Mois de mai : Les autres films au cinéma - partie 1

La Saison des Femmes :

Un film sublime. Vraiment sacrément foutrement sublime de fils de gigolo. La vie épisodique de quatre femmes en Inde. Elles sont définies telles quelles par la société : une veuve, une mariée qui ne peut avoir d'enfants, une nouvelle mariée honteuse aux cheveux rasés, et une danseuse/pute. Qui sont-elles ? Des femmes. Des vraies personnes, complexes et riches, attachantes et émouvantes, contrastées, pleine de beauté et d'imperfections. Des êtres humaines. Le film est absolument horrible, c'est Game of Thrones version la vraie vie, mais il a une force incroyable. L'esthétisme de l'image et des couleurs et des costumes rend criant la violence qui s'y déroule, tandis que les femmes se débattent encore et encore dans l'espoir de vivre. Du girl power qui tâche, du vrai, et avec du style. Bravo, encore et encore et encore s'il vous plait.

Un Homme à la Hauteur

Virginie Efira rencontre l'homme presque parfait ; c'est Jean Dujardin, sauf qu'il mesure 1m36. Ce film aurait pu être outrageusement offensant, il ne l'est dans son contenu qu'un tout petit peu (dans son approche par contre, rétrécir numériquement Dujardin... moins), mais au final il est simplement d'un ennui gigantesque.
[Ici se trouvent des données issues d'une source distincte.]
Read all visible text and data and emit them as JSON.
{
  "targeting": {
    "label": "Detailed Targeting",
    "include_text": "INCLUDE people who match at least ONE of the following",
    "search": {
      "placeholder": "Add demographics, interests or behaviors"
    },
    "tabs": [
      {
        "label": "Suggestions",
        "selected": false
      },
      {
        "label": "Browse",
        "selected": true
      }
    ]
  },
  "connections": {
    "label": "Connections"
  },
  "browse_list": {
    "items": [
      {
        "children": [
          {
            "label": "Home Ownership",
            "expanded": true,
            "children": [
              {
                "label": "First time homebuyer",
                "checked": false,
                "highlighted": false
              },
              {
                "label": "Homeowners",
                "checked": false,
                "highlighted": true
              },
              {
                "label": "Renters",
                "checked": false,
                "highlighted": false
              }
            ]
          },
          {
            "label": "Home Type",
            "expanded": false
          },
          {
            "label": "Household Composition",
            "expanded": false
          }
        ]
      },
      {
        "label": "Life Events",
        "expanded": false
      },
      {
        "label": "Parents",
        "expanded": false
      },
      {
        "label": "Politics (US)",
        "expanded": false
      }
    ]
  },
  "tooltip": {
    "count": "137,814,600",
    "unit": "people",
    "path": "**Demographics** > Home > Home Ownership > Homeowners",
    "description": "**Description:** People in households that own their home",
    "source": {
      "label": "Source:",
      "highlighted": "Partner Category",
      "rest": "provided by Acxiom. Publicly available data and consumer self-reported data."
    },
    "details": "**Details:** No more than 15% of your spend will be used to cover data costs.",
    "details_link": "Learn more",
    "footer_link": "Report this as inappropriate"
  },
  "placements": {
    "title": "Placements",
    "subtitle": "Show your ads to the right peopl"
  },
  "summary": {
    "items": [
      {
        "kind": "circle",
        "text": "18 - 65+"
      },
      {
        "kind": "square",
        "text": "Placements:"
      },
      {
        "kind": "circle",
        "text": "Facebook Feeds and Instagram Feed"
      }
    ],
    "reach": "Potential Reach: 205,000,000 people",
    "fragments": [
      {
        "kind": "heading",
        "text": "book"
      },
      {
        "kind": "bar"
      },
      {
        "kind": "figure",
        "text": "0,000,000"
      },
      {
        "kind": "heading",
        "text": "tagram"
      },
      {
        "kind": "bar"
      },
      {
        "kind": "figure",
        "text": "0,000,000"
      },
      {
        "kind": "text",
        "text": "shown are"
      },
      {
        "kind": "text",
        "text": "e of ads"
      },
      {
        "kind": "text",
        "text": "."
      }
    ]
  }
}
C'est bien simple, la seule manière de rendre le film intéressant, c'est d'en retirer l'intégralité de ses personnages pour ne garder que celui de Virginie Efira, car cette femme est parfaite, drôle et touchante dans tout ce qu'elle fait.

Money Monster :

Présenté à Cannes en hors compétition et dans nos salles depuis jeudi, le nouveau film de Jodie Foster est tout bonnement un excellent film de genre, qui s'appuie sur des sujets qui nous touchent mais tout en servant une narration qui se veut clairement fictionnelle. Un présentateur télé qui fait une émission excentrique sur la bourse se fait prendre en otage pendant une émission par un téléspectateur qui a perdu tout son argent sur un mauvais coup. C'est assez classiciste (on reconnaît l'époque cinéma dans laquelle Foster a grandi) tout en étant très moderne et dynamique au niveau du rythme et du montage, ce qui fait qu'on ne s'ennuie jamais. L'atout majeur du film, c'est d'avoir George Clooney en présentateur : son star power si unique fait de lui un modèle parfait pour le rôle, et donne à l'oeuvre une dimension supérieur. Plein de supers personnages secondaires (notamment le caméraman Lenny qui est merveilleux), une Julia Roberts en pleine forme, de la tension non stop pendant cent minutes. Que demande le peuple ?
Le seul défaut peut-être, c'est - et c'est étrange pour une actrice - le peu de place qui est accordé aux acteurs pour exprimer leur jeu. Tout le monde est au service de l'histoire finalement, mais sans que qui que ce soit ait le temps de tirer la couverture à lui.

The Nice Guys :

Il est enfin arrivé, le nouveau film de Shane Black. Scénariste star qui a révolutionné les films d'action dans les années 80 puis 90, il a finit par renier la quasi totalité de son travail, massacré lors de leur passage à la pellicule selon lui. Depuis, il s'est fait une petite jeunesse en devenant réalisateur et accouche ici d'un troisième film ; après Kiss Kiss Bang Bang et Iron Man 3 (le meilleur film du MCU et j'assume), voilà The Nice Guys. C'est tout simplement un polar façon fiction pulp, sur un duo de détectives un peu ratés mais très marrants. Russel Crowe et Ryan Gosling sont merveilleux et extrêmement drôles, surtout dans leur dynamique avec la fille de ce dernier ; c'est la petite originalité du film que de rajouter au buddy cop duo une adolescente qui n'a jamais besoin d'être sauvée et qui est en fait une sorte d'équivalent de la nièce dans Inspecteur Gadget. C'est macho mais pas trop, c'est violent mais pas trop, l'histoire est monstrueusement compliqué et les gags fusent aussi vite que des balles. Le point fort comme toujours chez Shane Black : les scènes d'action, toujours astucieuses et inattendues. Dans un genre aussi poussiéreux, heureusement que des auteurs comme lui existe pour nous surprendre à chaque revers. Un vrai ptit bijou.

mercredi 11 mai 2016

[Cannes] Café Society : Oh mon dieu la caméra a bougé !!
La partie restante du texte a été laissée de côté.